Освобожденных из тюрьмы Пули-Чархи политзаключенных стали назначать на ответственные посты в государстве. Бабрак Кармаль со своими соратниками разместился в кабульском дворце Арк и через день после переворота принял руководителей представительства КГБ и отличившихся офицеров из отряда «Каскад». Б.С.Иванов, Ю.И.Дроздов и я также принимали участие в этой встрече. Бабрак
357
Кармаль горячо нас поблагодарил и заявил, что без помощи Советского Союза «парчамисты» не смогли бы утвердиться у власти.

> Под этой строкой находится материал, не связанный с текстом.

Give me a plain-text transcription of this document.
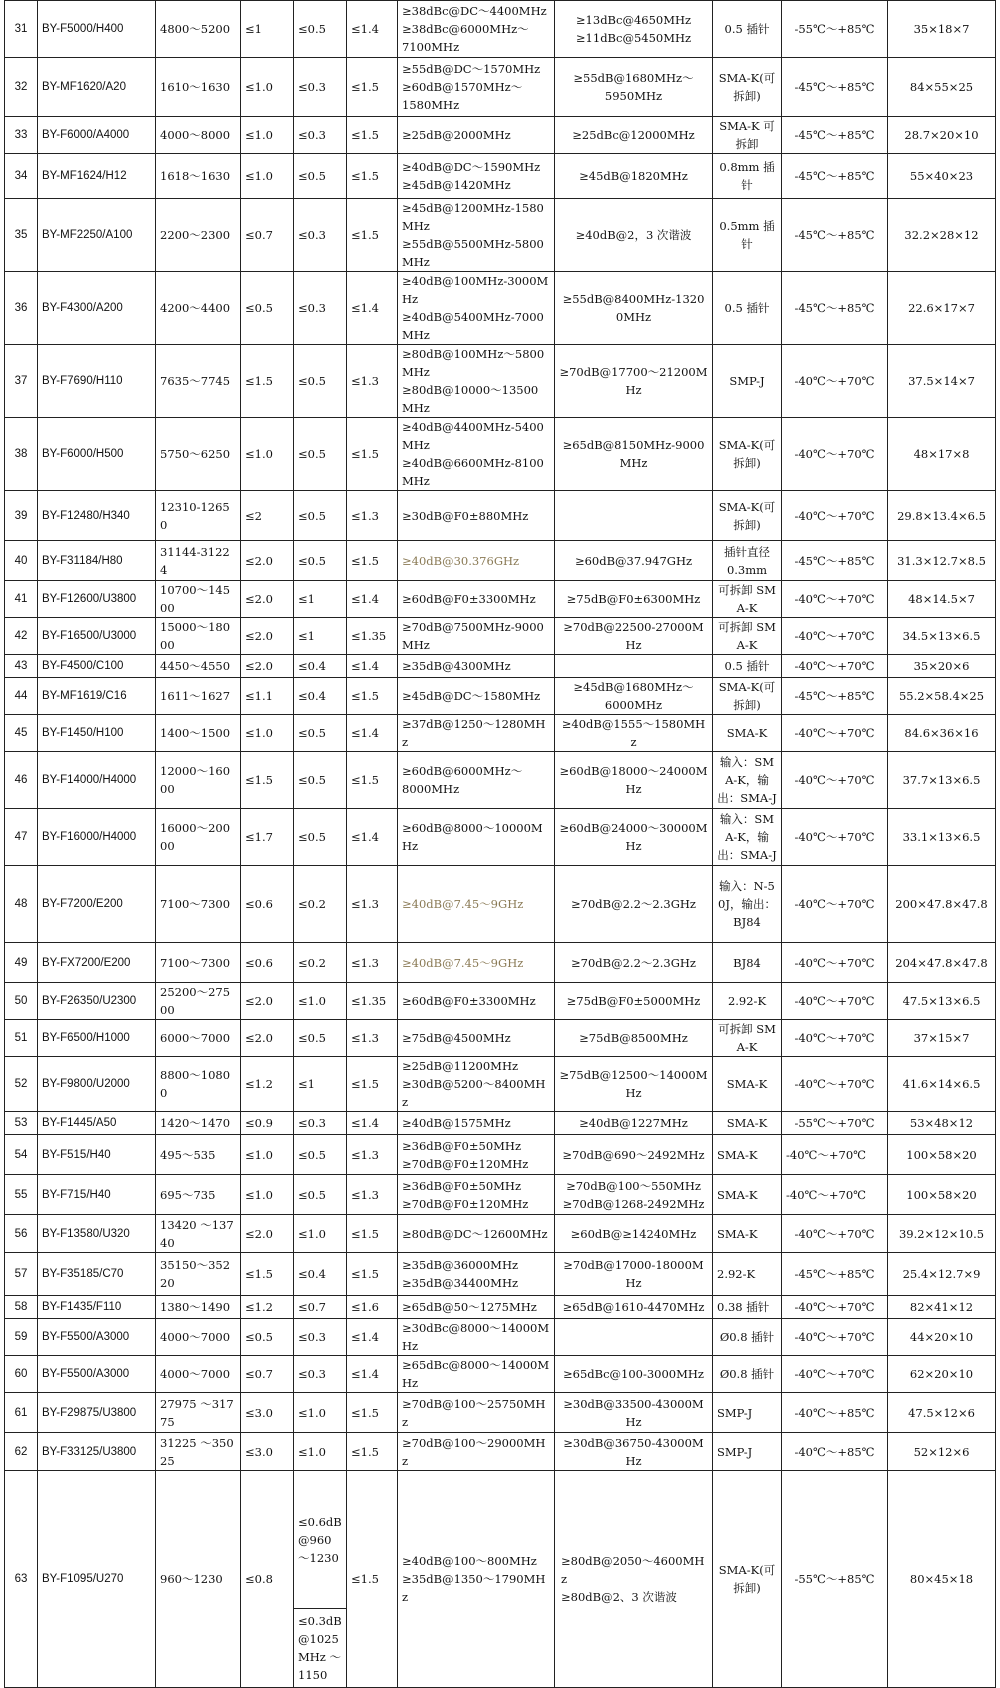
31	BY-F5000/H400	4800～5200	≤1	≤0.5	≤1.4	≥38dBc@DC～4400MHz
≥38dBc@6000MHz～
7100MHz	≥13dBc@4650MHz
≥11dBc@5450MHz	0.5 插针	-55℃～+85℃	35×18×7
32	BY-MF1620/A20	1610～1630	≤1.0	≤0.3	≤1.5	≥55dB@DC～1570MHz
≥60dB@1570MHz～
1580MHz	≥55dB@1680MHz～
5950MHz	SMA-K(可拆卸)	-45℃～+85℃	84×55×25
33	BY-F6000/A4000	4000～8000	≤1.0	≤0.3	≤1.5	≥25dB@2000MHz	≥25dBc@12000MHz	SMA-K 可拆卸	-45℃～+85℃	28.7×20×10
34	BY-MF1624/H12	1618～1630	≤1.0	≤0.5	≤1.5	≥40dB@DC～1590MHz
≥45dB@1420MHz	≥45dB@1820MHz	0.8mm 插针	-45℃～+85℃	55×40×23
35	BY-MF2250/A100	2200～2300	≤0.7	≤0.3	≤1.5	≥45dB@1200MHz-1580MHz
≥55dB@5500MHz-5800MHz	≥40dB@2，3 次谐波	0.5mm 插针	-45℃～+85℃	32.2×28×12
36	BY-F4300/A200	4200～4400	≤0.5	≤0.3	≤1.4	≥40dB@100MHz-3000MHz
≥40dB@5400MHz-7000MHz	≥55dB@8400MHz-13200MHz	0.5 插针	-45℃～+85℃	22.6×17×7
37	BY-F7690/H110	7635～7745	≤1.5	≤0.5	≤1.3	≥80dB@100MHz～5800MHz
≥80dB@10000～13500MHz	≥70dB@17700～21200MHz	SMP-J	-40℃～+70℃	37.5×14×7
38	BY-F6000/H500	5750～6250	≤1.0	≤0.5	≤1.5	≥40dB@4400MHz-5400MHz
≥40dB@6600MHz-8100MHz	≥65dB@8150MHz-9000MHz	SMA-K(可拆卸)	-40℃～+70℃	48×17×8
39	BY-F12480/H340	12310-12650	≤2	≤0.5	≤1.3	≥30dB@F0±880MHz		SMA-K(可拆卸)	-40℃～+70℃	29.8×13.4×6.5
40	BY-F31184/H80	31144-31224	≤2.0	≤0.5	≤1.5	≥40dB@30.376GHz	≥60dB@37.947GHz	插针直径 0.3mm	-45℃～+85℃	31.3×12.7×8.5
41	BY-F12600/U3800	10700～14500	≤2.0	≤1	≤1.4	≥60dB@F0±3300MHz	≥75dB@F0±6300MHz	可拆卸 SMA-K	-40℃～+70℃	48×14.5×7
42	BY-F16500/U3000	15000～18000	≤2.0	≤1	≤1.35	≥70dB@7500MHz-9000MHz	≥70dB@22500-27000MHz	可拆卸 SMA-K	-40℃～+70℃	34.5×13×6.5
43	BY-F4500/C100	4450～4550	≤2.0	≤0.4	≤1.4	≥35dB@4300MHz		0.5 插针	-40℃～+70℃	35×20×6
44	BY-MF1619/C16	1611～1627	≤1.1	≤0.4	≤1.5	≥45dB@DC～1580MHz	≥45dB@1680MHz～
6000MHz	SMA-K(可拆卸)	-45℃～+85℃	55.2×58.4×25
45	BY-F1450/H100	1400～1500	≤1.0	≤0.5	≤1.4	≥37dB@1250～1280MHz	≥40dB@1555～1580MHz	SMA-K	-40℃～+70℃	84.6×36×16
46	BY-F14000/H4000	12000～16000	≤1.5	≤0.5	≤1.5	≥60dB@6000MHz～
8000MHz	≥60dB@18000～24000MHz	输入：SMA-K，输出：SMA-J	-40℃～+70℃	37.7×13×6.5
47	BY-F16000/H4000	16000～20000	≤1.7	≤0.5	≤1.4	≥60dB@8000～10000MHz	≥60dB@24000～30000MHz	输入：SMA-K，输出：SMA-J	-40℃～+70℃	33.1×13×6.5
48	BY-F7200/E200	7100～7300	≤0.6	≤0.2	≤1.3	≥40dB@7.45～9GHz	≥70dB@2.2～2.3GHz	输入：N-50J，输出：BJ84	-40℃～+70℃	200×47.8×47.8
49	BY-FX7200/E200	7100～7300	≤0.6	≤0.2	≤1.3	≥40dB@7.45～9GHz	≥70dB@2.2～2.3GHz	BJ84	-40℃～+70℃	204×47.8×47.8
50	BY-F26350/U2300	25200～27500	≤2.0	≤1.0	≤1.35	≥60dB@F0±3300MHz	≥75dB@F0±5000MHz	2.92-K	-40℃～+70℃	47.5×13×6.5
51	BY-F6500/H1000	6000～7000	≤2.0	≤0.5	≤1.3	≥75dB@4500MHz	≥75dB@8500MHz	可拆卸 SMA-K	-40℃～+70℃	37×15×7
52	BY-F9800/U2000	8800～10800	≤1.2	≤1	≤1.5	≥25dB@11200MHz
≥30dB@5200～8400MHz	≥75dB@12500～14000MHz	SMA-K	-40℃～+70℃	41.6×14×6.5
53	BY-F1445/A50	1420～1470	≤0.9	≤0.3	≤1.4	≥40dB@1575MHz	≥40dB@1227MHz	SMA-K	-55℃～+70℃	53×48×12
54	BY-F515/H40	495～535	≤1.0	≤0.5	≤1.3	≥36dB@F0±50MHz
≥70dB@F0±120MHz	≥70dB@690～2492MHz	SMA-K	-40℃～+70℃	100×58×20
55	BY-F715/H40	695～735	≤1.0	≤0.5	≤1.3	≥36dB@F0±50MHz
≥70dB@F0±120MHz	≥70dB@100～550MHz
≥70dB@1268-2492MHz	SMA-K	-40℃～+70℃	100×58×20
56	BY-F13580/U320	13420 ～13740	≤2.0	≤1.0	≤1.5	≥80dB@DC～12600MHz	≥60dB@≥14240MHz	SMA-K	-40℃～+70℃	39.2×12×10.5
57	BY-F35185/C70	35150～35220	≤1.5	≤0.4	≤1.5	≥35dB@36000MHz
≥35dB@34400MHz	≥70dB@17000-18000MHz	2.92-K	-45℃～+85℃	25.4×12.7×9
58	BY-F1435/F110	1380～1490	≤1.2	≤0.7	≤1.6	≥65dB@50～1275MHz	≥65dB@1610-4470MHz	0.38 插针	-40℃～+70℃	82×41×12
59	BY-F5500/A3000	4000～7000	≤0.5	≤0.3	≤1.4	≥30dBc@8000～14000MHz		Ø0.8 插针	-40℃～+70℃	44×20×10
60	BY-F5500/A3000	4000～7000	≤0.7	≤0.3	≤1.4	≥65dBc@8000～14000MHz	≥65dBc@100-3000MHz	Ø0.8 插针	-40℃～+70℃	62×20×10
61	BY-F29875/U3800	27975 ～31775	≤3.0	≤1.0	≤1.5	≥70dB@100～25750MHz	≥30dB@33500-43000MHz	SMP-J	-40℃～+85℃	47.5×12×6
62	BY-F33125/U3800	31225 ～35025	≤3.0	≤1.0	≤1.5	≥70dB@100～29000MHz	≥30dB@36750-43000MHz	SMP-J	-40℃～+85℃	52×12×6
63	BY-F1095/U270	960～1230	≤0.8	≤0.6dB@960～1230	≤1.5	≥40dB@100～800MHz
≥35dB@1350～1790MHz	≥80dB@2050～4600MHz
≥80dB@2、3 次谐波	SMA-K(可拆卸)	-55℃～+85℃	80×45×18
				≤0.3dB@1025MHz ～1150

У меня было чувство облегчения от того, что большинство наших оперативных планов оказались хорошо разработанными, подготовленными и успешно осуществились. Но при всем этом смерть нескольких наших товарищей при штурме дворца Амина представлялась неоправданной. Их гибель послужила, кстати, толчком к сооружению на территории службы разведки в Ясенево памятника сотрудникам, отдавшим жизнь во имя Родины. По прошествии многих лет ясно, что все наши жертвы в Афганистане, увы, были напрасными.

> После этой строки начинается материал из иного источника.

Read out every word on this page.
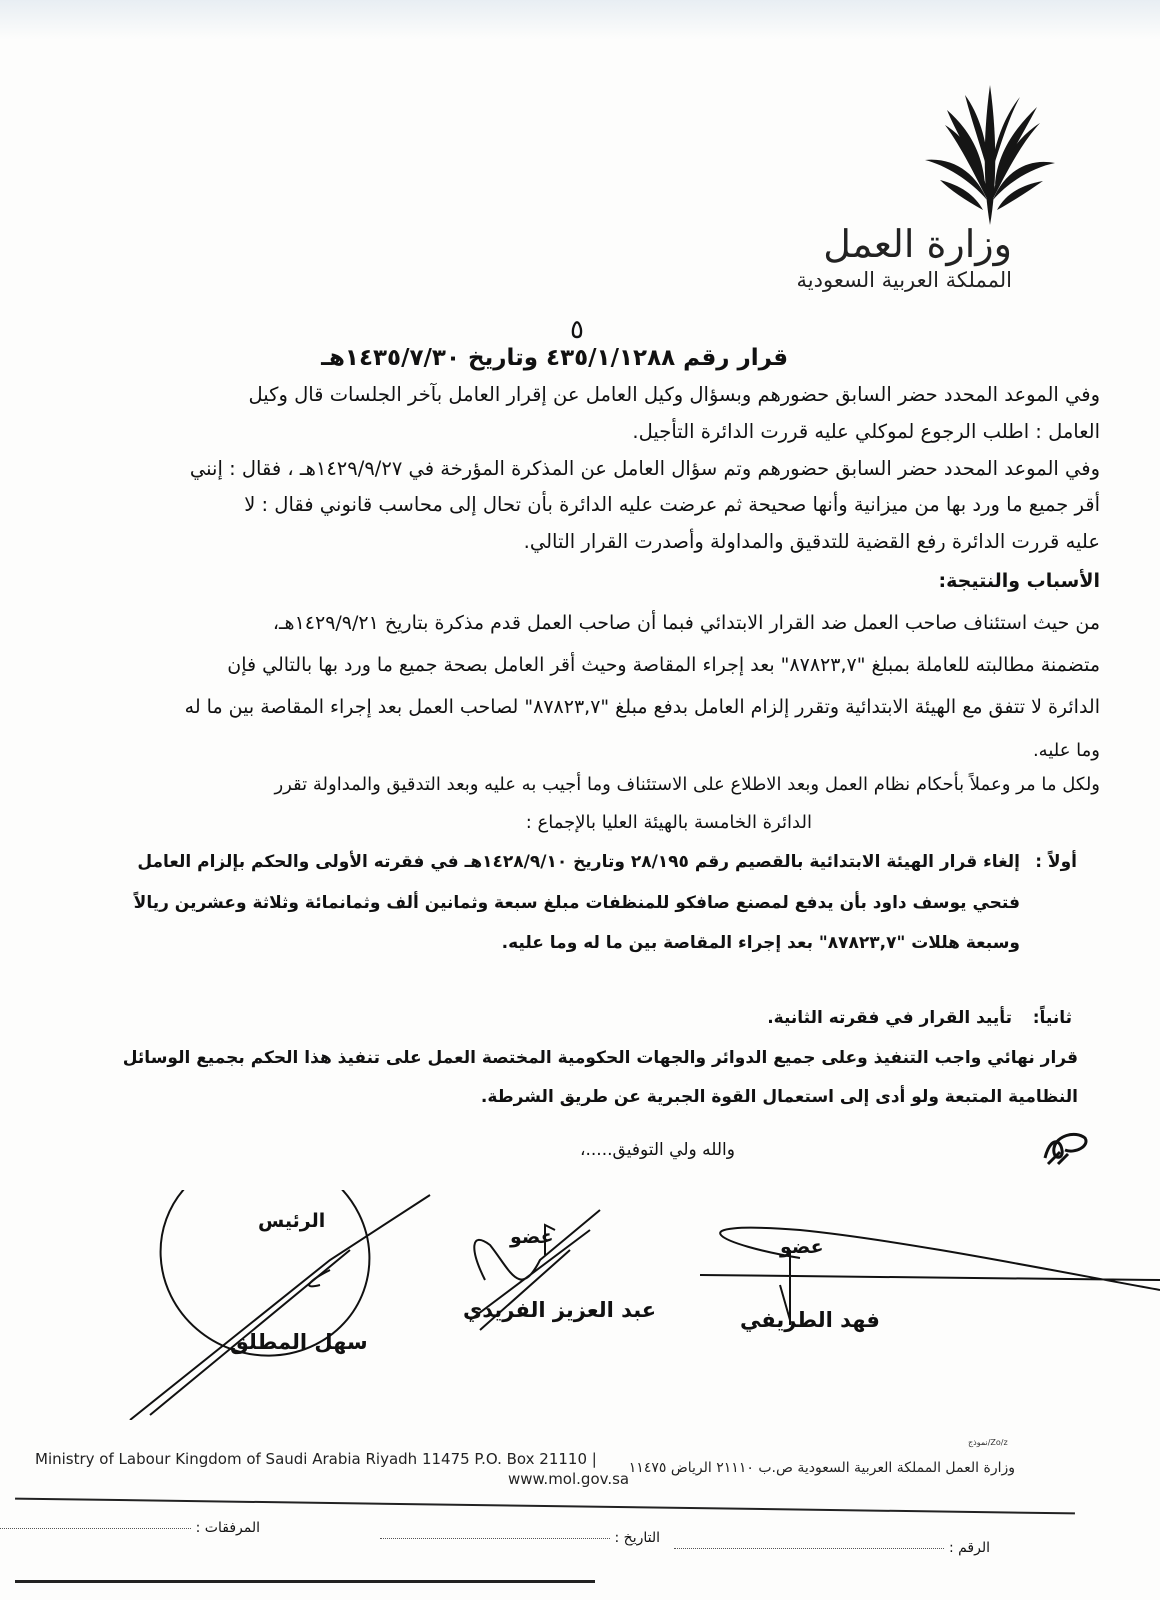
وزارة العمل
المملكة العربية السعودية
٥
قرار رقم ٤٣٥/١/١٢٨٨ وتاريخ ١٤٣٥/٧/٣٠هـ
وفي الموعد المحدد حضر السابق حضورهم وبسؤال وكيل العامل عن إقرار العامل بآخر الجلسات قال وكيل
العامل : اطلب الرجوع لموكلي عليه قررت الدائرة التأجيل.
وفي الموعد المحدد حضر السابق حضورهم وتم سؤال العامل عن المذكرة المؤرخة في ١٤٢٩/٩/٢٧هـ ، فقال : إنني
أقر جميع ما ورد بها من ميزانية وأنها صحيحة ثم عرضت عليه الدائرة بأن تحال إلى محاسب قانوني فقال : لا
عليه قررت الدائرة رفع القضية للتدقيق والمداولة وأصدرت القرار التالي.
الأسباب والنتيجة:
من حيث استئناف صاحب العمل ضد القرار الابتدائي فبما أن صاحب العمل قدم مذكرة بتاريخ ١٤٢٩/٩/٢١هـ،
متضمنة مطالبته للعاملة بمبلغ "٨٧٨٢٣,٧" بعد إجراء المقاصة وحيث أقر العامل بصحة جميع ما ورد بها بالتالي فإن
الدائرة لا تتفق مع الهيئة الابتدائية وتقرر إلزام العامل بدفع مبلغ "٨٧٨٢٣,٧" لصاحب العمل بعد إجراء المقاصة بين ما له
وما عليه.
ولكل ما مر وعملاً بأحكام نظام العمل وبعد الاطلاع على الاستئناف وما أجيب به عليه وبعد التدقيق والمداولة تقرر
الدائرة الخامسة بالهيئة العليا بالإجماع :
أولاً :
إلغاء قرار الهيئة الابتدائية بالقصيم رقم ٢٨/١٩٥ وتاريخ ١٤٢٨/٩/١٠هـ في فقرته الأولى والحكم بإلزام العامل
فتحي يوسف داود بأن يدفع لمصنع صافكو للمنظفات مبلغ سبعة وثمانين ألف وثمانمائة وثلاثة وعشرين ريالاً
وسبعة هللات "٨٧٨٢٣,٧" بعد إجراء المقاصة بين ما له وما عليه.
ثانياً:
تأييد القرار في فقرته الثانية.
قرار نهائي واجب التنفيذ وعلى جميع الدوائر والجهات الحكومية المختصة العمل على تنفيذ هذا الحكم بجميع الوسائل
النظامية المتبعة ولو أدى إلى استعمال القوة الجبرية عن طريق الشرطة.
والله ولي التوفيق.....،
الرئيس
سهل المطلق
عضو
عبد العزيز الفريدي
عضو
فهد الطريفي
Zo/z/نموذج
Ministry of Labour Kingdom of Saudi Arabia Riyadh 11475 P.O. Box 21110 | وزارة العمل المملكة العربية السعودية ص.ب ٢١١١٠ الرياض ١١٤٧٥
www.mol.gov.sa
الرقم :
التاريخ :
المرفقات :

30 декабря 1979 года пришло указание мне и Ю.И.Дроздову вылететь в Москву для доклада о проведенной операции. 31-го, уже после окончания рабочего дня, мы предстали перед Ю.В.Андроповым и отчитались за свою работу.
В семье была большая радость — Новый год удалось встретить всем вместе, дома, а с души свалился тяжелый груз ответственности.
В первые новогодние дни радостные чувства не покидали меня. Все теперь пойдет хорошо в Афганистане: руль государства перешел там в руки разумных людей без всяких экстремистских завихрений. Наш сосед остается нашим большим другом, и к тому же единственным на всем протяжении южных границ СССР. Всех участников событий председатель КГБ пообещал щедро наградить.
Но вскоре стали раздаваться тревожные голоса.
Мой большой друг и старший товарищ Иван Алексеевич Маркелов (в то время он был, как и я, первым заместителем начальника разведки) на первой же встрече после возвращения из Афганистана спросил меня с тревогой в голосе: «А зачем мы туда вообще влезли? Добром для нас эта экспедиция не окончится!»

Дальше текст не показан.